From the moment Miss Sophia had kicked off her lecture, it seemed like at least one person in the room took issue with every word that came out of her mouth. Maybe it was because Luce hadn’t had a religious upbringing like the rest of them, or maybe it was because she felt sorry for Miss Sophia, but she felt a growing urge to turn around and shush the hecklers.
She was cranky. Tired. Hungry. Instead of filing down to dinner with the rest of the school, the twenty students enrolled in Miss Sophia’s religion class had been informed that if they were attending the “optional”—a sad misnomer, Penn informed her—study session, their meal would be served in the classroom where the session was being held, to save time.
The meal—not dinner, not even lunch, just a generic late-afternoon fill-up—had been a strange experience for Luce, who had a hard enough time finding anything she could eat in the meat-centric cafeteria. Randy had just wheeled in a cart of depressing sandwiches and some pitchers of lukewarm water.
The sandwiches had all been mystery cold cuts, mayo, and cheese, and Luce had watched enviously as Penn chomped through one after another, leaving tooth-marked rings of crust as she ate. Luce had been on the verge of de-bologna-ing a sandwich when Cam shouldered up next to her. He’d opened his fist to expose a small cluster of fresh figs. Their deep purple skins looked like jewels in his hand.
“What’s this?” she’d asked, sucking in a smile.
“Can’t live on bread alone, can you?” he’d said.

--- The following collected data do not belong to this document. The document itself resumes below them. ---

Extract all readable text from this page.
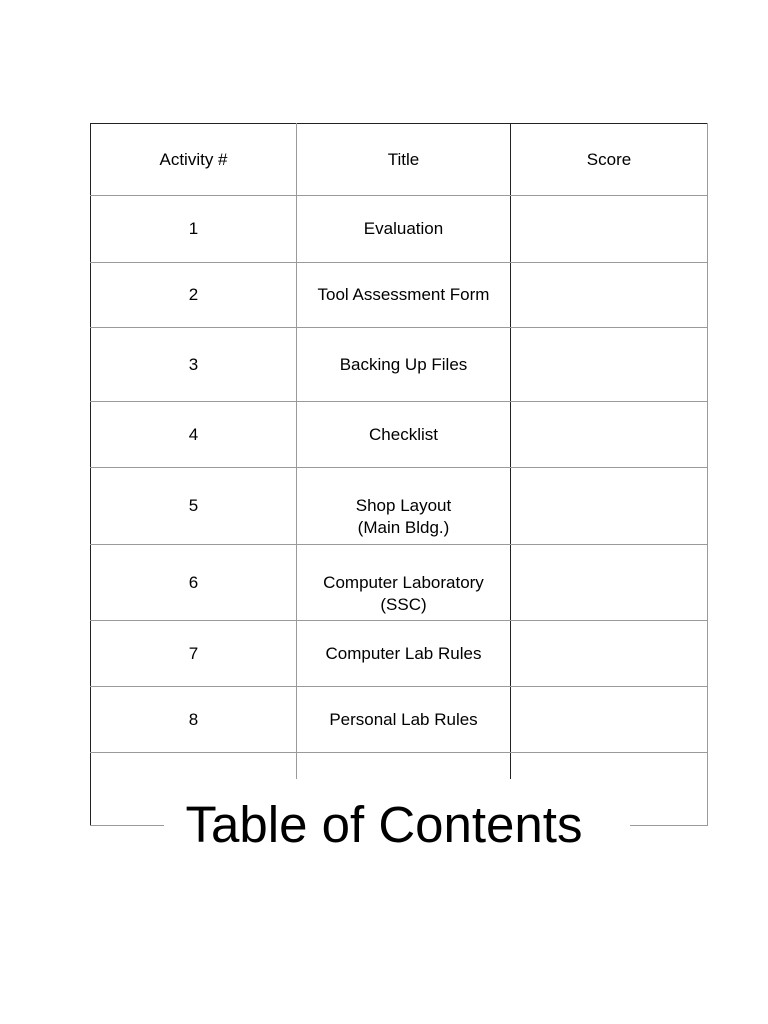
Activity #	Title	Score
1	Evaluation
2	Tool Assessment Form
3	Backing Up Files
4	Checklist
5	Shop Layout (Main Bldg.)
6	Computer Laboratory (SSC)
7	Computer Lab Rules
8	Personal Lab Rules
Table of Contents
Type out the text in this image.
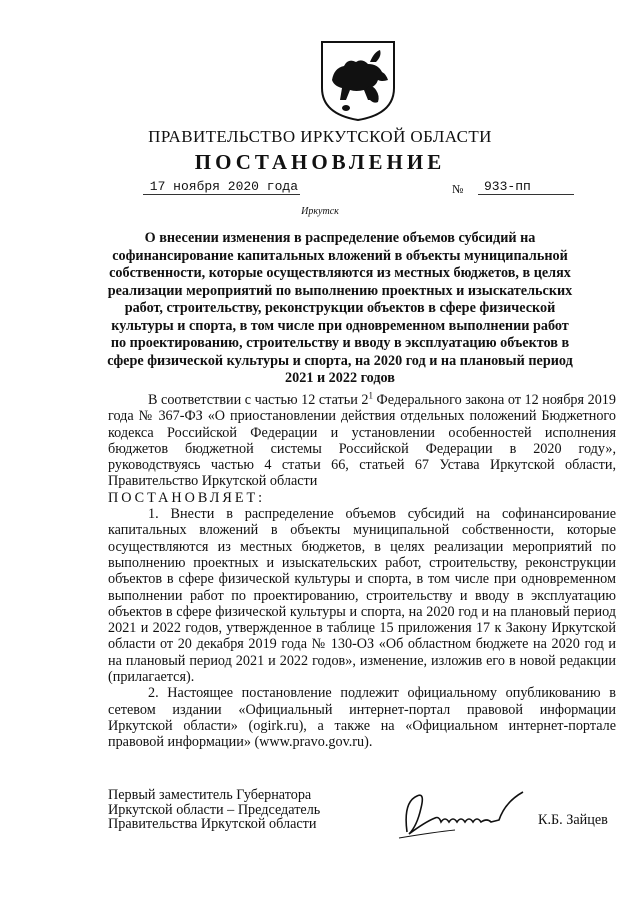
ПРАВИТЕЛЬСТВО ИРКУТСКОЙ ОБЛАСТИ
ПОСТАНОВЛЕНИЕ
17 ноября 2020 года	№	933-пп
Иркутск
О внесении изменения в распределение объемов субсидий на софинансирование капитальных вложений в объекты муниципальной собственности, которые осуществляются из местных бюджетов, в целях реализации мероприятий по выполнению проектных и изыскательских работ, строительству, реконструкции объектов в сфере физической культуры и спорта, в том числе при одновременном выполнении работ по проектированию, строительству и вводу в эксплуатацию объектов в сфере физической культуры и спорта, на 2020 год и на плановый период 2021 и 2022 годов

В соответствии с частью 12 статьи $2^1$ Федерального закона от 12 ноября 2019 года № 367-ФЗ «О приостановлении действия отдельных положений Бюджетного кодекса Российской Федерации и установлении особенностей исполнения бюджетов бюджетной системы Российской Федерации в 2020 году», руководствуясь частью 4 статьи 66, статьей 67 Устава Иркутской области, Правительство Иркутской области

ПОСТАНОВЛЯЕТ:

1. Внести в распределение объемов субсидий на софинансирование капитальных вложений в объекты муниципальной собственности, которые осуществляются из местных бюджетов, в целях реализации мероприятий по выполнению проектных и изыскательских работ, строительству, реконструкции объектов в сфере физической культуры и спорта, в том числе при одновременном выполнении работ по проектированию, строительству и вводу в эксплуатацию объектов в сфере физической культуры и спорта, на 2020 год и на плановый период 2021 и 2022 годов, утвержденное в таблице 15 приложения 17 к Закону Иркутской области от 20 декабря 2019 года № 130-ОЗ «Об областном бюджете на 2020 год и на плановый период 2021 и 2022 годов», изменение, изложив его в новой редакции (прилагается).

2. Настоящее постановление подлежит официальному опубликованию в сетевом издании «Официальный интернет-портал правовой информации Иркутской области» (ogirk.ru), а также на «Официальном интернет-портале правовой информации» (www.pravo.gov.ru).

Первый заместитель Губернатора
Иркутской области – Председатель
Правительства Иркутской области	К.Б. Зайцев
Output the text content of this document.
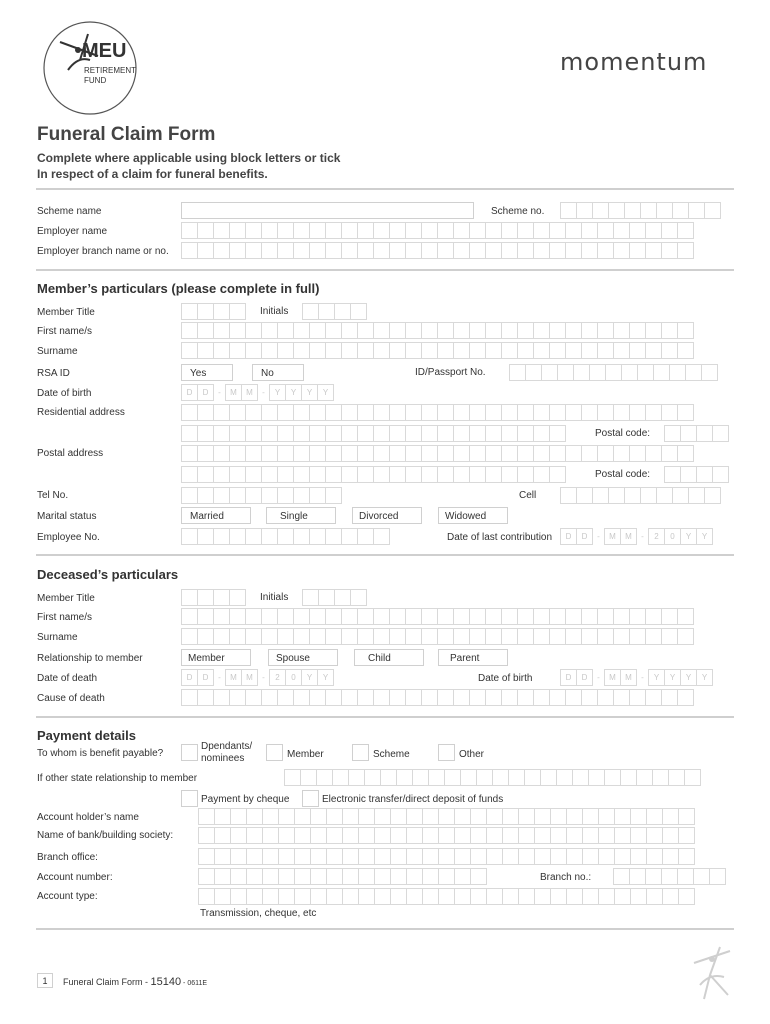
MEU
RETIREMENT
FUND
momentum
Funeral Claim Form
Complete where applicable using block letters or tick
In respect of a claim for funeral benefits.
Scheme name	Scheme no.
Employer name
Employer branch name or no.
Member’s particulars (please complete in full)
Member Title	Initials
First name/s
Surname
RSA ID	Yes	No	ID/Passport No.
Date of birth	D	D	-	M	M	-	Y	Y	Y	Y
Residential address
Postal code:
Postal address
Postal code:
Tel No.	Cell
Marital status	Married	Single	Divorced	Widowed
Employee No.	Date of last contribution	D	D	-	M	M	-	2	0	Y	Y
Deceased’s particulars
Member Title	Initials
First name/s
Surname
Relationship to member	Member	Spouse	Child	Parent
Date of death	D	D	-	M	M	-	2	0	Y	Y	Date of birth	D	D	-	M	M	-	Y	Y	Y	Y
Cause of death
Payment details
To whom is benefit payable?
Dpendants/
nominees	Member	Scheme	Other
If other state relationship to member
Payment by cheque	Electronic transfer/direct deposit of funds
Account holder’s name
Name of bank/building society:
Branch office:
Account number:	Branch no.:
Account type:
Transmission, cheque, etc
1	Funeral Claim Form - 15140 - 0611E
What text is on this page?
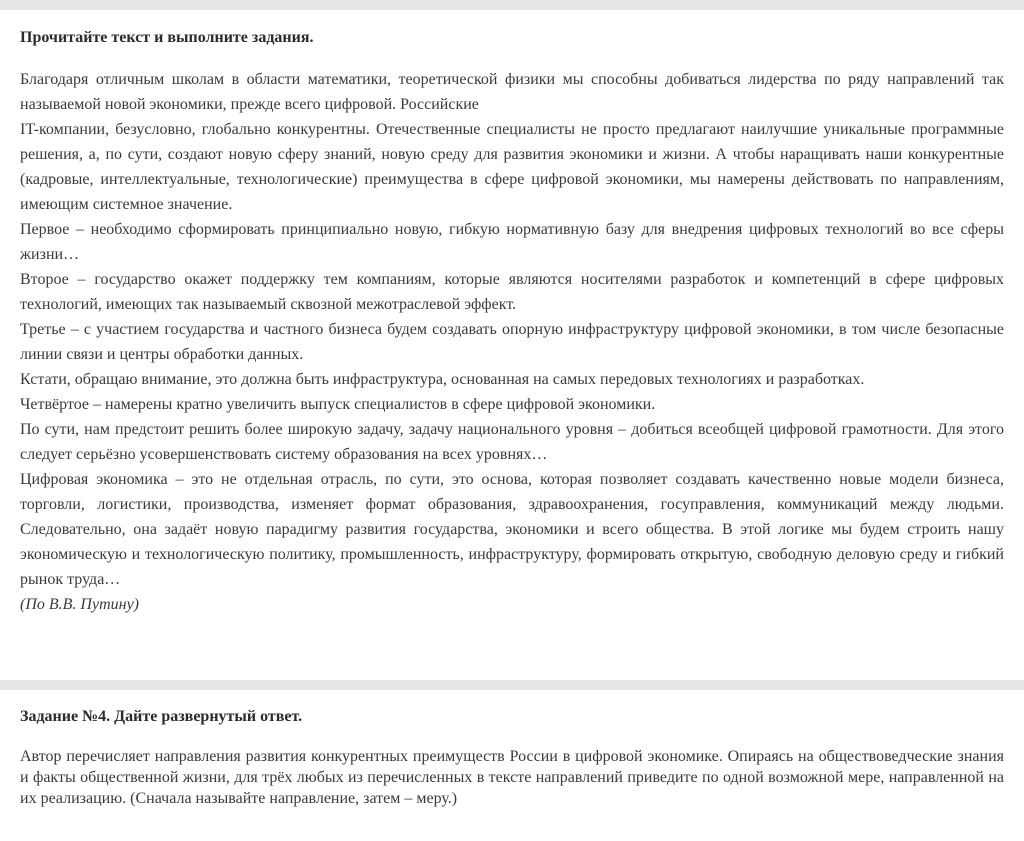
Прочитайте текст и выполните задания.

Благодаря отличным школам в области математики, теоретической физики мы способны добиваться лидерства по ряду направлений так называемой новой экономики, прежде всего цифровой. Российские

IT-компании, безусловно, глобально конкурентны. Отечественные специалисты не просто предлагают наилучшие уникальные программные решения, а, по сути, создают новую сферу знаний, новую среду для развития экономики и жизни. А чтобы наращивать наши конкурентные (кадровые, интеллектуальные, технологические) преимущества в сфере цифровой экономики, мы намерены действовать по направлениям, имеющим системное значение.

Первое – необходимо сформировать принципиально новую, гибкую нормативную базу для внедрения цифровых технологий во все сферы жизни…

Второе – государство окажет поддержку тем компаниям, которые являются носителями разработок и компетенций в сфере цифровых технологий, имеющих так называемый сквозной межотраслевой эффект.

Третье – с участием государства и частного бизнеса будем создавать опорную инфраструктуру цифровой экономики, в том числе безопасные линии связи и центры обработки данных.

Кстати, обращаю внимание, это должна быть инфраструктура, основанная на самых передовых технологиях и разработках.

Четвёртое – намерены кратно увеличить выпуск специалистов в сфере цифровой экономики.

По сути, нам предстоит решить более широкую задачу, задачу национального уровня – добиться всеобщей цифровой грамотности. Для этого следует серьёзно усовершенствовать систему образования на всех уровнях…

Цифровая экономика – это не отдельная отрасль, по сути, это основа, которая позволяет создавать качественно новые модели бизнеса, торговли, логистики, производства, изменяет формат образования, здравоохранения, госуправления, коммуникаций между людьми. Следовательно, она задаёт новую парадигму развития государства, экономики и всего общества. В этой логике мы будем строить нашу экономическую и технологическую политику, промышленность, инфраструктуру, формировать открытую, свободную деловую среду и гибкий рынок труда…

(По В.В. Путину)

Задание №4. Дайте развернутый ответ.

Автор перечисляет направления развития конкурентных преимуществ России в цифровой экономике. Опираясь на обществоведческие знания и факты общественной жизни, для трёх любых из перечисленных в тексте направлений приведите по одной возможной мере, направленной на их реализацию. (Сначала называйте направление, затем – меру.)
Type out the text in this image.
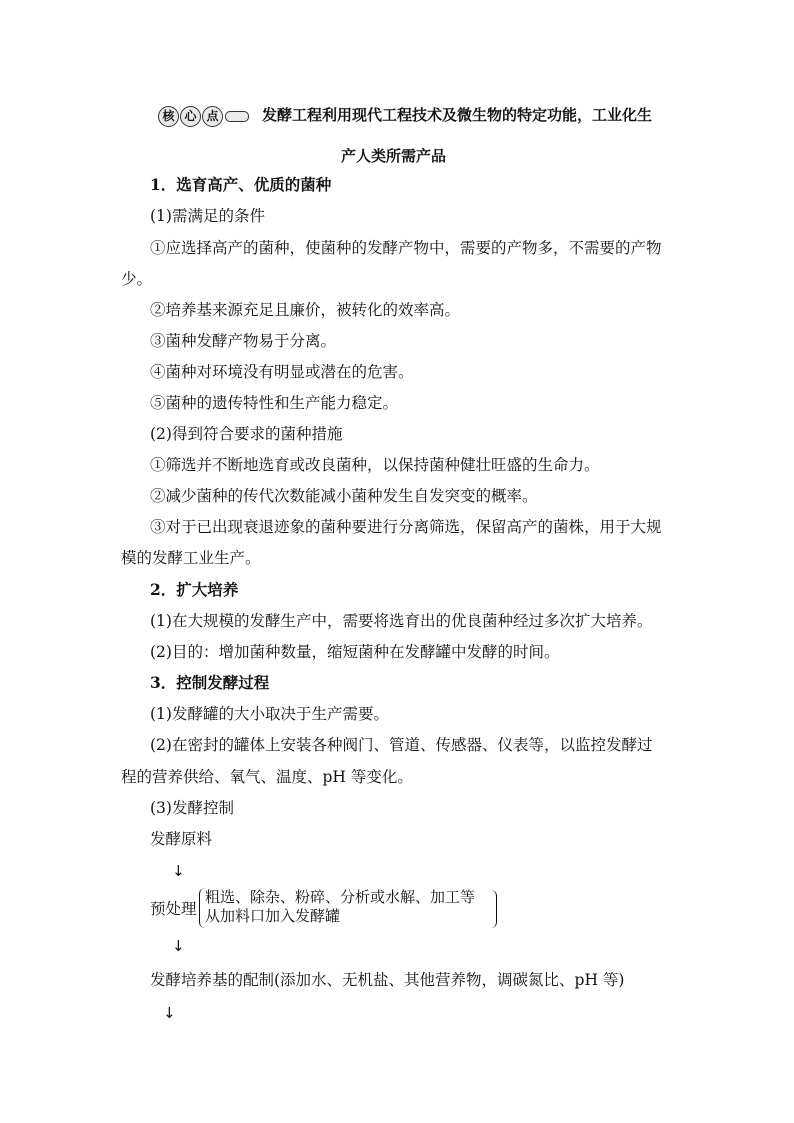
核 心 点	发酵工程利用现代工程技术及微生物的特定功能，工业化生
产人类所需产品
1．选育高产、优质的菌种
(1)需满足的条件
①应选择高产的菌种，使菌种的发酵产物中，需要的产物多，不需要的产物
少。
②培养基来源充足且廉价，被转化的效率高。
③菌种发酵产物易于分离。
④菌种对环境没有明显或潜在的危害。
⑤菌种的遗传特性和生产能力稳定。
(2)得到符合要求的菌种措施
①筛选并不断地选育或改良菌种，以保持菌种健壮旺盛的生命力。
②减少菌种的传代次数能减小菌种发生自发突变的概率。
③对于已出现衰退迹象的菌种要进行分离筛选，保留高产的菌株，用于大规
模的发酵工业生产。
2．扩大培养
(1)在大规模的发酵生产中，需要将选育出的优良菌种经过多次扩大培养。
(2)目的：增加菌种数量，缩短菌种在发酵罐中发酵的时间。
3．控制发酵过程
(1)发酵罐的大小取决于生产需要。
(2)在密封的罐体上安装各种阀门、管道、传感器、仪表等，以监控发酵过
程的营养供给、氧气、温度、pH 等变化。
(3)发酵控制
发酵原料
↓
预处理
粗选、除杂、粉碎、分析或水解、加工等
从加料口加入发酵罐
↓
发酵培养基的配制(添加水、无机盐、其他营养物，调碳氮比、pH 等)
↓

“Don’t eat those.” Gabbe had swooped in, lifting the figs out of Luce’s fingers and tossing them in the trash. She’d interrupted yet another private conversation and replaced the empty space in Luce’s palm with a handful of peanut M&M’s from a vending machine sack. Gabbe wore a rainbow-colored headband. Luce imagined yanking the thing from her head and pitching it in the trash.
“She’s right, Luce.” Arriane had appeared, glowering at Cam. “Who knows what he drugged these with?”
Luce had laughed, because of course Arriane was joking, but when no one else smiled, she shut up and slipped
the M&M’s into her pocket just as Miss Sophia called for them all to take their seats.